On 24 February 2022, Russia launched a large-scale military invasion of Ukraine which has sparked actions from athletes, sports leagues and federations across the world and has brought about sanctions from sporting federations on Russia and Belarus whose territory was used as a launching pad for the invasion of Ukraine.
The world’s most popular sport, football is often seen as a sport that can be used to pass a message to a wider audience and its organisers, FIFA and UEFA used the platform to condemn the invasion by banning Russian national and clubs teams from their competitions “until further notice”.
The Russian men’s team was due to play in qualifying play-offs in March for the World Cup in Qatar later this year, while its women’s side had qualified for the European Championship in England, to be held in July.
In a statement, the Russian Football Federation said it “categorically disagreed” with the decision and added that it was contrary to the “spirit of sports”.
The Polish Football Association had previously insisted they would not play Russia in a World Cup playoff semi-final.
UEFA also announced that it is ending its partnership with Russian state energy giant Gazprom, which was believed to have been paying about 40 million euros ($45m) a year in a deal due to run until 2024.
Saint Petersburg, meanwhile, was stripped as host of UEFA’s Champions League final set for May 28. The game has been switched to the Stade de France in Paris.
Manchester United pulled out of £40million sponsorship deal with Russia airways, Aeroflot just Chelsea owner, Roman Abramovich is seeking to sell the club after he was sanctioned by the UK government over his ties with the Russian president, Vladimir Putin.

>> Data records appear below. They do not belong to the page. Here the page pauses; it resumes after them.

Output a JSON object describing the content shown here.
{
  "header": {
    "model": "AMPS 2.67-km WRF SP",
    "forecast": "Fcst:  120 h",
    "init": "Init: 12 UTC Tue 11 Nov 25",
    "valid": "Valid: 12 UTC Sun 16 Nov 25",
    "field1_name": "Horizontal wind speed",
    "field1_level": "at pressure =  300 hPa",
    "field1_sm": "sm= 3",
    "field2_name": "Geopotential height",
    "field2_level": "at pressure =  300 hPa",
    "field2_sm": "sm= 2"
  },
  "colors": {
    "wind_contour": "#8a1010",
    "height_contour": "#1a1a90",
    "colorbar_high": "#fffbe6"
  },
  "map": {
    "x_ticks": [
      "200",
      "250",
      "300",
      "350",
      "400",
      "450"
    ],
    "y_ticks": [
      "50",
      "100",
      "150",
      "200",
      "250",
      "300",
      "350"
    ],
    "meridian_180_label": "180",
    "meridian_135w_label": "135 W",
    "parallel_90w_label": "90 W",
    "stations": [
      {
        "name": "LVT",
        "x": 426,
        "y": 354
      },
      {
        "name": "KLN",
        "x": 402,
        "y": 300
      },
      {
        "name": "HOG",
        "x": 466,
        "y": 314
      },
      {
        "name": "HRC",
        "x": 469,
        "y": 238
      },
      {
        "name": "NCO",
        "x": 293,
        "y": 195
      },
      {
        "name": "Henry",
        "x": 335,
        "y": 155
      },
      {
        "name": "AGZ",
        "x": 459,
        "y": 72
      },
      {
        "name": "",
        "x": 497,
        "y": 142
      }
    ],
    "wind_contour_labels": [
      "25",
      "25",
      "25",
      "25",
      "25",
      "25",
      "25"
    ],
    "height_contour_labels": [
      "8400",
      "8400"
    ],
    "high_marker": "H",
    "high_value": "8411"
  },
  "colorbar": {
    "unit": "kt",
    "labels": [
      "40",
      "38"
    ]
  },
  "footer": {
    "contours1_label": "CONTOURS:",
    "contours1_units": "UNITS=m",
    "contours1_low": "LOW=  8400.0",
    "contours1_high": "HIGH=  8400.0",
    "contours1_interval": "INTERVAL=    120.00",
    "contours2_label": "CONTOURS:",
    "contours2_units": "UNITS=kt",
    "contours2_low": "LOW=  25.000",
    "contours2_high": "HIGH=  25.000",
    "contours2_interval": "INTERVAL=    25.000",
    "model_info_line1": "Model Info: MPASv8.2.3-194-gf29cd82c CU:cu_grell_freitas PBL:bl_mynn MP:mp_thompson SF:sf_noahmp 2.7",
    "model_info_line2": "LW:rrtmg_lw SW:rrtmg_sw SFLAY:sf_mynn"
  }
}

Abramovich is not alone as Everton have suspended all sponsorship deals with Russian companies backed by Alisher Usmanov though he was born in Uzbekistan he is a strong supporter of Putin
His business interests such as USM, MegaFon and Yota have been removed from their stadium, training ground and shirts branding.
The International Paralympic Committee (IPC) has cleared Russian and Belarusian Paralympic athletes to participate at the Beijing Paralympic Winter Games as neutrals. The committee said that athletes from the two countries would compete under the Paralympic flag and not be included in the medal table.
This action follows the recommendation of the International Olympic Committee (IOC) that sports federations and organisers should not invite or allow the participation of Russian and Belarusian athletes and officials in international competitions.
On an individual level, Ukraine’s Elina Svitolina is the first tennis player to refuse to compete against a Russian athlete – she had been due to face Russian Anastasia Potapova in Monterrey on Tuesday.
The enmity between the United States and Russia was again brought to the fore when US Formula One team Haas decided not to sport the Russian colours of its title sponsor Uralkali during the last day of pre-season testing in Barcelona. Similarly, the Russian Grand Prix, scheduled for September 25, was cancelled.
The International Ice Hockey Federation (IIHF) suspended all Russian and Belarusian national teams and clubs from its competitions until further notice. It also stripped Russia of the hosting rights for the 2023 junior world championships.
The International Judo Federation (IJF) suspended Russian President Vladimir Putin as its honourary president.
Putin, an accomplished judoka who was awarded an eighth dan in 2014 – one of the highest levels in the sport – had held the post since 2008.
The IJF also said it cancelled the 2022 Gran Slam in the Russian city of Kazan, planned to be held from May 20 to 22.
Ukrainian fencers withdrew from the world championships in Cairo to avoid a match with Russia.
The male Ukrainian team, dressed in the yellow and blue of their national flag, downed their swords and picked up signs to protest. “Stop Russia! Stop the war!” the signs read in English. “Save Ukraine! Save Europe.”
Rugby’s world governing body banned Russia and Belarus from all international rugby “until further notice”. Russia’s membership in World Rugby was also suspended indefinitely, meaning its slim hopes of qualifying for next year’s World Cup in France are over.
The Badminton World Federation (BWF) cancelled all sanctioned tournaments in Russia and Belarus, banning them from hosting future tournaments “until further notice” and ordering their flags and anthems banned from all BWF tournaments.
World Taekwondo said they were stripping Putin of an honourary black belt, as Russia’s attack on Ukraine goes against the sport’s motto: “Peace is more precious than triumph”.
The body also said no Russian or Belarusian national flags or anthems would be displayed and played at events, nor will any future events be organised in the two countries.
Swimming’s global governing body FINA called off the World Junior Swimming Championships that were to take place in Kazan (23 to 28 August).
FINA also withdrew the order it awarded Putin in 2014.
The International Equestrian Federation (FEI) executive board called for all international events to be removed from Russia and Belarus.
The World Curling Federation began the process of removing the Russian Federation’s entries from the World Championships.